まずは 2011 年 JMC、Pfizer の Hsp90 inhibitor [論文1]。ウレアの置換基を市販のアミンを検討してシクロブチル基を見出した後、代謝安定性を高めた等価体としてビシクロペンチル基へと展開しています。シクロブチル基の 1 位と 3 位を 1 炭素でつないだ構造ですね。
私が興味をもった理由は、構造がユニークであるのに加えて、2011 年 OL にわざわざ合成法が報告されていたためです [論文2]。ビシクロペンチルアミンは市販ではないため、自社で大量合成法を開発。合成法の詳細は論文に譲りますが、通算収率で従来法が 10 %のものを 62 %まで改善し、コストも 1/50 に削減できたようです。さらに論文中には "To support our ongoing drug discovery programs" との記載もあり、合成展開にこのアミンを積極的に取り入れているように思われます。また、更なる新合成法も開発中らしいこと、アミンだけでなくアルコールやシアンやクロライドの合成法なども検討中らしいことから、Pfizer はビシクロペンタン骨格に力を入れているような印象を受けました。
さて、ここで、これまでこのブログを読んでくださっていた方は、ある三段論法に気がついたかもしれません。というのは、シクロブチル環をオレフィンやベンゼン環の代わりに では 『ベンゼン → シクロブタン』 の展開 (これも Pfizer です) を、そしてこの記事では 『シクロブタン → ビシクロペンタン』 の展開を紹介しました。ならば、三段論法によって 『ベンゼン → ビシクロペンタン』 の展開の可能性が考えられます。笑
そして、最近それが報告されました、2012 年 JMC より、Pfizer の γ-Secretase Inhibitor [論文3]。下図のようにリンカー部のベンゼン環をビシクロペンタン環に置き換えることで、膜透過性や溶解性が向上し、脂溶性が下がり、マウスの動態も改善したそうです。ただし、長さとしてはベンゼン環に比べて 1 Å ほど短くなるとのこと。

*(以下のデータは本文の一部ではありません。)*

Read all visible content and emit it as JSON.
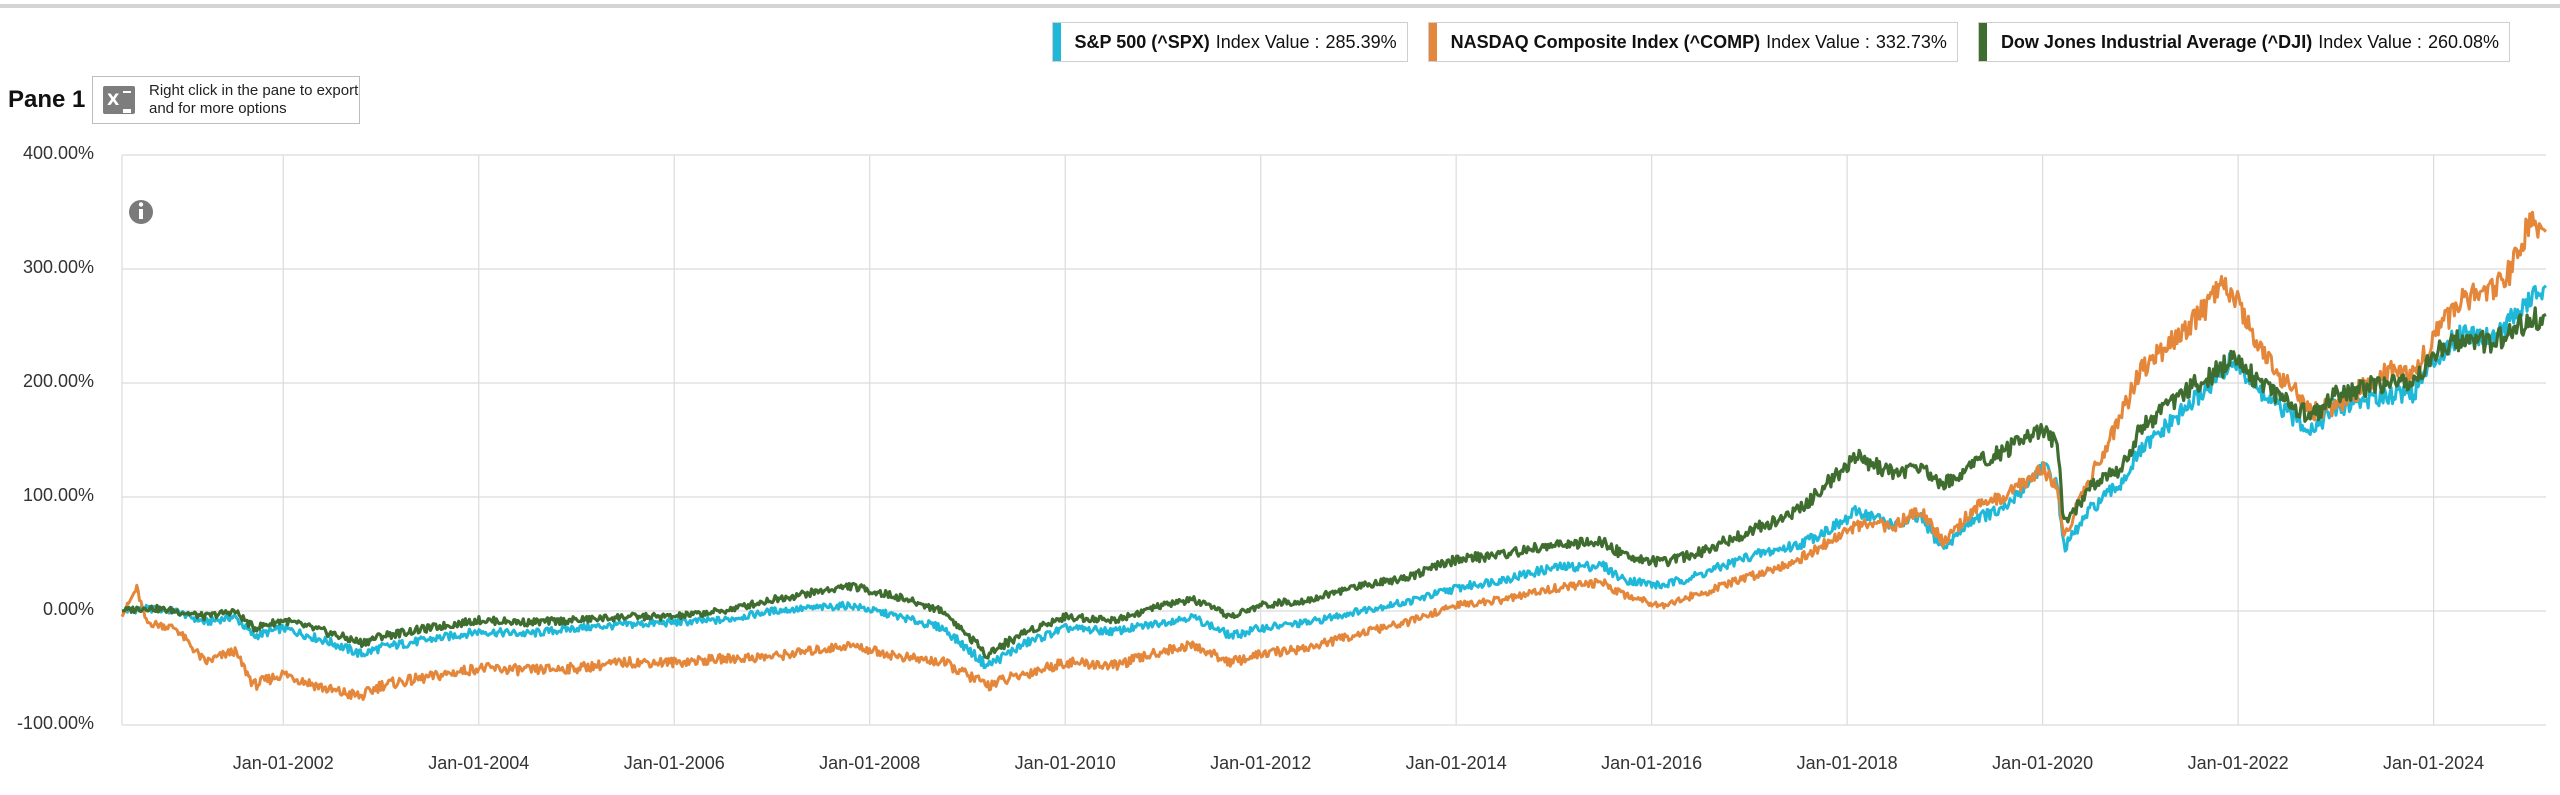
{
  "pane": {
    "title": "Pane 1",
    "export_hint": "Right click in the pane to export and for more options"
  },
  "legend": [
    {
      "name": "S&P 500 (^SPX)",
      "label": "Index Value :",
      "value": "285.39%",
      "color": "#1fb8d8"
    },
    {
      "name": "NASDAQ Composite Index (^COMP)",
      "label": "Index Value :",
      "value": "332.73%",
      "color": "#e5873a"
    },
    {
      "name": "Dow Jones Industrial Average (^DJI)",
      "label": "Index Value :",
      "value": "260.08%",
      "color": "#3f6d2f"
    }
  ],
  "chart_data": {
    "type": "line",
    "y_tick_labels": [
      "400.00%",
      "300.00%",
      "200.00%",
      "100.00%",
      "0.00%",
      "-100.00%"
    ],
    "y_ticks": [
      400,
      300,
      200,
      100,
      0,
      -100
    ],
    "ylim": [
      -100,
      400
    ],
    "x_tick_labels": [
      "Jan-01-2002",
      "Jan-01-2004",
      "Jan-01-2006",
      "Jan-01-2008",
      "Jan-01-2010",
      "Jan-01-2012",
      "Jan-01-2014",
      "Jan-01-2016",
      "Jan-01-2018",
      "Jan-01-2020",
      "Jan-01-2022",
      "Jan-01-2024"
    ],
    "x_ticks": [
      2002,
      2004,
      2006,
      2008,
      2010,
      2012,
      2014,
      2016,
      2018,
      2020,
      2022,
      2024
    ],
    "xlim": [
      2000.35,
      2025.15
    ],
    "grid": true,
    "series": [
      {
        "name": "S&P 500 (^SPX)",
        "color": "#1fb8d8",
        "x": [
          2000.35,
          2000.6,
          2000.9,
          2001.2,
          2001.5,
          2001.7,
          2002.0,
          2002.5,
          2002.8,
          2003.0,
          2003.5,
          2004.0,
          2004.5,
          2005.0,
          2005.5,
          2006.0,
          2006.5,
          2007.0,
          2007.8,
          2008.3,
          2008.75,
          2009.2,
          2009.6,
          2010.0,
          2010.5,
          2011.0,
          2011.3,
          2011.7,
          2012.0,
          2012.5,
          2013.0,
          2013.5,
          2014.0,
          2014.5,
          2015.0,
          2015.5,
          2015.7,
          2016.1,
          2016.5,
          2017.0,
          2017.5,
          2018.0,
          2018.1,
          2018.5,
          2018.75,
          2018.98,
          2019.3,
          2019.6,
          2020.0,
          2020.15,
          2020.22,
          2020.5,
          2020.8,
          2021.0,
          2021.5,
          2021.95,
          2022.3,
          2022.75,
          2023.0,
          2023.5,
          2023.8,
          2024.0,
          2024.3,
          2024.6,
          2024.9,
          2025.15
        ],
        "y": [
          0,
          2,
          0,
          -10,
          -5,
          -22,
          -15,
          -28,
          -38,
          -32,
          -25,
          -18,
          -20,
          -15,
          -12,
          -10,
          -8,
          0,
          5,
          -5,
          -15,
          -48,
          -28,
          -15,
          -18,
          -10,
          -5,
          -22,
          -15,
          -10,
          0,
          8,
          20,
          28,
          38,
          40,
          28,
          22,
          32,
          48,
          58,
          80,
          88,
          75,
          82,
          55,
          82,
          88,
          128,
          110,
          55,
          90,
          112,
          140,
          180,
          220,
          185,
          160,
          178,
          190,
          192,
          220,
          245,
          240,
          265,
          285.39
        ]
      },
      {
        "name": "NASDAQ Composite Index (^COMP)",
        "color": "#e5873a",
        "x": [
          2000.35,
          2000.5,
          2000.6,
          2000.9,
          2001.2,
          2001.5,
          2001.7,
          2002.0,
          2002.5,
          2002.8,
          2003.0,
          2003.5,
          2004.0,
          2004.5,
          2005.0,
          2005.5,
          2006.0,
          2006.5,
          2007.0,
          2007.8,
          2008.3,
          2008.75,
          2009.2,
          2009.6,
          2010.0,
          2010.5,
          2011.0,
          2011.3,
          2011.7,
          2012.0,
          2012.5,
          2013.0,
          2013.5,
          2014.0,
          2014.5,
          2015.0,
          2015.5,
          2015.7,
          2016.1,
          2016.5,
          2017.0,
          2017.5,
          2018.0,
          2018.1,
          2018.5,
          2018.75,
          2018.98,
          2019.3,
          2019.6,
          2020.0,
          2020.15,
          2020.22,
          2020.5,
          2020.8,
          2021.0,
          2021.5,
          2021.85,
          2022.0,
          2022.3,
          2022.75,
          2023.0,
          2023.5,
          2023.8,
          2024.0,
          2024.3,
          2024.6,
          2024.8,
          2025.0,
          2025.15
        ],
        "y": [
          -5,
          20,
          -10,
          -15,
          -45,
          -35,
          -65,
          -55,
          -70,
          -75,
          -65,
          -58,
          -50,
          -52,
          -50,
          -45,
          -45,
          -42,
          -40,
          -30,
          -40,
          -45,
          -65,
          -55,
          -45,
          -48,
          -35,
          -30,
          -45,
          -38,
          -32,
          -20,
          -10,
          5,
          10,
          20,
          25,
          15,
          5,
          15,
          30,
          45,
          70,
          75,
          75,
          90,
          60,
          90,
          100,
          125,
          110,
          65,
          120,
          170,
          210,
          250,
          285,
          270,
          220,
          175,
          180,
          210,
          210,
          240,
          275,
          280,
          300,
          345,
          332.73
        ]
      },
      {
        "name": "Dow Jones Industrial Average (^DJI)",
        "color": "#3f6d2f",
        "x": [
          2000.35,
          2000.6,
          2000.9,
          2001.2,
          2001.5,
          2001.7,
          2002.0,
          2002.5,
          2002.8,
          2003.0,
          2003.5,
          2004.0,
          2004.5,
          2005.0,
          2005.5,
          2006.0,
          2006.5,
          2007.0,
          2007.8,
          2008.3,
          2008.75,
          2009.2,
          2009.6,
          2010.0,
          2010.5,
          2011.0,
          2011.3,
          2011.7,
          2012.0,
          2012.5,
          2013.0,
          2013.5,
          2014.0,
          2014.5,
          2015.0,
          2015.5,
          2015.7,
          2016.1,
          2016.5,
          2017.0,
          2017.5,
          2018.0,
          2018.1,
          2018.5,
          2018.75,
          2018.98,
          2019.3,
          2019.6,
          2020.0,
          2020.15,
          2020.22,
          2020.5,
          2020.8,
          2021.0,
          2021.5,
          2021.95,
          2022.3,
          2022.75,
          2023.0,
          2023.5,
          2023.8,
          2024.0,
          2024.3,
          2024.6,
          2024.9,
          2025.15
        ],
        "y": [
          0,
          3,
          0,
          -5,
          0,
          -15,
          -8,
          -20,
          -28,
          -22,
          -15,
          -8,
          -10,
          -8,
          -5,
          -5,
          0,
          10,
          22,
          12,
          0,
          -38,
          -18,
          -5,
          -8,
          5,
          10,
          -5,
          5,
          10,
          22,
          30,
          45,
          50,
          58,
          60,
          50,
          42,
          52,
          70,
          88,
          128,
          135,
          120,
          128,
          110,
          130,
          140,
          160,
          145,
          75,
          110,
          125,
          160,
          195,
          220,
          195,
          170,
          190,
          200,
          200,
          225,
          240,
          235,
          250,
          260.08
        ]
      }
    ]
  }
}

『ベンゼン → シクロブタン』 も、『シクロブチル → ビシクロペンタン』 も、『ベンゼン → ビシクロペンタン』 も、すべての場合で使える展開ではないとは思いますが、ひとつの可能性として面白い展開ではないでしょうか。あと、もし試薬のサプライヤーの方がこのブログを見ておられましたら、ビシクロペンチル基をもったビルディングブロックの販売を検討されてはいかがでしょうか? (→ ベンゼン、ビシクロペンタン、キュバン へ続きます)

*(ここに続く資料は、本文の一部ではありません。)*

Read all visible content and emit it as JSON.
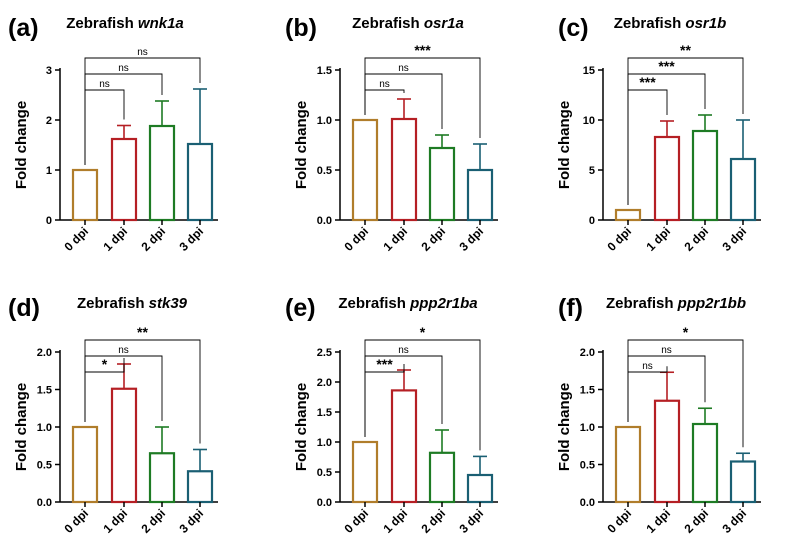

[論文1] "Optimization of Potent, Selective, and Orally Bioavailable Pyrrolodinopyrimidine-Containing Inhibitors of Heat Shock Protein 90. Identification of Development Candidate 2-Amino-4-{4-chloro-2-[2-(4-fluoro-1H-pyrazol-1-yl)ethoxy]-6-methylphenyl}-N-(2,2-difluoropropyl)-5,7-dihydro-6H-pyrrolo[3,4-d]pyrimidine-6-carboxamide" J. Med. Chem. 2011, 54, 3368.
[論文2] "Scalable Synthesis of 1-Bicyclo[1.1.1]pentylamine via a Hydrohydrazination Reaction" Org. Lett. 2011, 13, 4746.
[論文3] "Application of the Bicyclo[1.1.1]pentane Motif as a Nonclassical Phenyl Ring Bioisostere in the Design of a Potent and Orally Active γ-Secretase Inhibitor" J. Med. Chem. Article ASAP.